Nessan Cleary investigates the pros and cons of Solvent UV ink, the hybrid answer to tricky digital printing challenges.
Solvent UV inks combine the best elements of solvent and UV technology to overcome the weaknesses in each type of ink.
There are a number of different types of ink that are commonly used for wide format. Most are mature technologies that have been around for a while and are easily understood. So, we think of solvent inks as being relatively inexpensive and best used for flexible materials, while UV inks will adhere well to a wide range of substrates and are mainly used with rigid media.
But ink developers are constantly looking at new formulations so it shouldn’t be a surprise that there is now a hybrid that combines solvent and UV inks, promising the best features of both.
The concept has been largely popularised by Mimaki, which refers to this technology as Solvent UV. Mimaki has developed a roll-fed printer, the JV400 SUV, which is built on the same chassis as the JV400 LX latex printer. Thus it has inherited two Ricoh printheads, with resolution from 600 to 1200 dpi and a standard speed of 18.1 sqm/hr. It has a standard three way drying system, similar to any solvent printer, plus a fluorescent tube for UV curing. It’s available in two sizes - 1371mm and 1620mm.
It uses a standard CMYK inkset that Mimaki sells as the SU100 Solvent UV brand. But the ink technology has been developed by Fujifilm at its Speciality Ink Systems division in the UK, which refers to it as Fuze technology. Fujifilm also sells its own printer, the Vybrant, which is a rebadged Mimaki SUV though Fujifilm only sells the 1.6m version that is commonly used in European markets.

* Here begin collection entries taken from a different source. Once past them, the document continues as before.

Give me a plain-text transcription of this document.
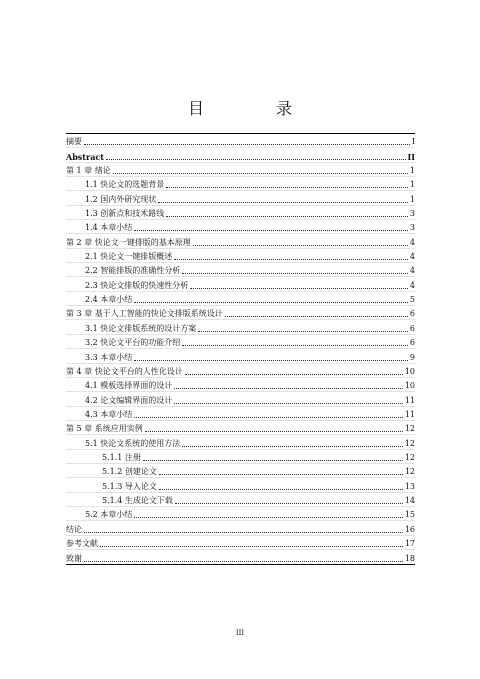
目　录
摘要	I
Abstract	II
第 1 章 绪论	1
1.1 快论文的选题背景	1
1.2 国内外研究现状	1
1.3 创新点和技术路线	3
1.4 本章小结	3
第 2 章 快论文一键排版的基本原理	4
2.1 快论文一键排版概述	4
2.2 智能排版的准确性分析	4
2.3 快论文排版的快速性分析	4
2.4 本章小结	5
第 3 章 基于人工智能的快论文排版系统设计	6
3.1 快论文排版系统的设计方案	6
3.2 快论文平台的功能介绍	6
3.3 本章小结	9
第 4 章 快论文平台的人性化设计	10
4.1 模板选择界面的设计	10
4.2 论文编辑界面的设计	11
4.3 本章小结	11
第 5 章 系统应用实例	12
5.1 快论文系统的使用方法	12
5.1.1 注册	12
5.1.2 创建论文	12
5.1.3 导入论文	13
5.1.4 生成论文下载	14
5.2 本章小结	15
结论	16
参考文献	17
致谢	18
III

Tudor Morgan, systems marketing specialist for Fujifilm SIS, explains: “We try to incorporate the best of both types of chemistry. UV is very good for curing fast. It’s got a wide adhesive range but with conventional UV you end up with a high ink film but in some applications people want a low film weight so that it looks more photographic. So we use a solvent carrier that evaporates out of the film which then means that the film becomes thinner.”
Effectively, the solvent is replacing the monomer component of a standard UV ink, and keying the UV elements into the media, much as with a solvent ink. The solvent itself is water-based, so there are no harmful VOCs and no need for ventilation.
The UV element carries the pigment, with Fujifilm using the same automotive grade pigment that is used in its standard UV inks so that the inks are suitable for outdoor graphics without requiring lamination. The inks have a very wide colour gamut coupled with the glossy appearance associated with solvent prints, plus the toughness and scratch resistance of UV inks.
Mike Horsten, marketing manager for Mimaki Europe, says that the big advantage is that any laminating needed can be done immediately because you don't have to wait for it to de-gas, though he adds: “If you want to do a car wrap for three months and don't want to use an extra layer of laminate then it becomes viable.”
The downside is the cost, with these inks being more expensive than a solvent ink and much closer in price to a UV ink, though as with UV inks, the ink consumption should be lower than a solvent ink. But it’s really the solvent market where this system aims to compete. Horsten adds: “We do assume that there's a move from solvent to SUV because you have the benefits of both. It's dried fully but it still has the glossy image.”
Fujifilm sells this Vybrant printer, a 1.6m wide printer that uses its Fuze ink technology.
These inks will also work with a wider range of media thanks to the UV base so that as well as the normal PVC, banners and canvas materials they can also print to polyethylene and polypropylene. They also compete against latex inks, having similar properties but using less heat to dry the aqueous element of the inks.
Morgan adds: “Profiling is much easier because we have the UV consistency.” That said, there’s no option to use rigid media with these printers as they would need a substantial redesign to accommodate the UV curing lamp on the media path.
There is a third player in this solvent UV game – Colorific – which has developed a range of UV Light inks. There’s up to six colours - CMYK plus light cyan and light magenta. But rather than develop a specific printer, Colorific has opted to adapt existing solvent printers by adding a fluorescent lighting unit, which it calls the Lightbar, across the front to activate the UV curing. This is held in place by brackets attached to the printer’s legs, so that as the prints exit the printer they pass under the Lightbar for curing and then onto the take up rollers.
Customers can buy either a complete printer or a kit to adapt their own printers, which is a useful way of rejuvenating an older printer that’s outlived its warranty. It works with Epson DX4, DX5 and DX7 printheads, which includes Roland, Mimaki and Mutoh printers that use those heads, giving a fair range of different sizes and capabilities to choose from, including print and cut machines as well as straightforward printers. It also means that customers can get many of the advantages of a roll-fed UV printer for very little additional outlay.
Ultimately these printers offer a saving on time and laminate, as well as brighter colours and a glossy finish. These are all useful features and many wide format users may find these printers a worthwhile addition to their portfolio.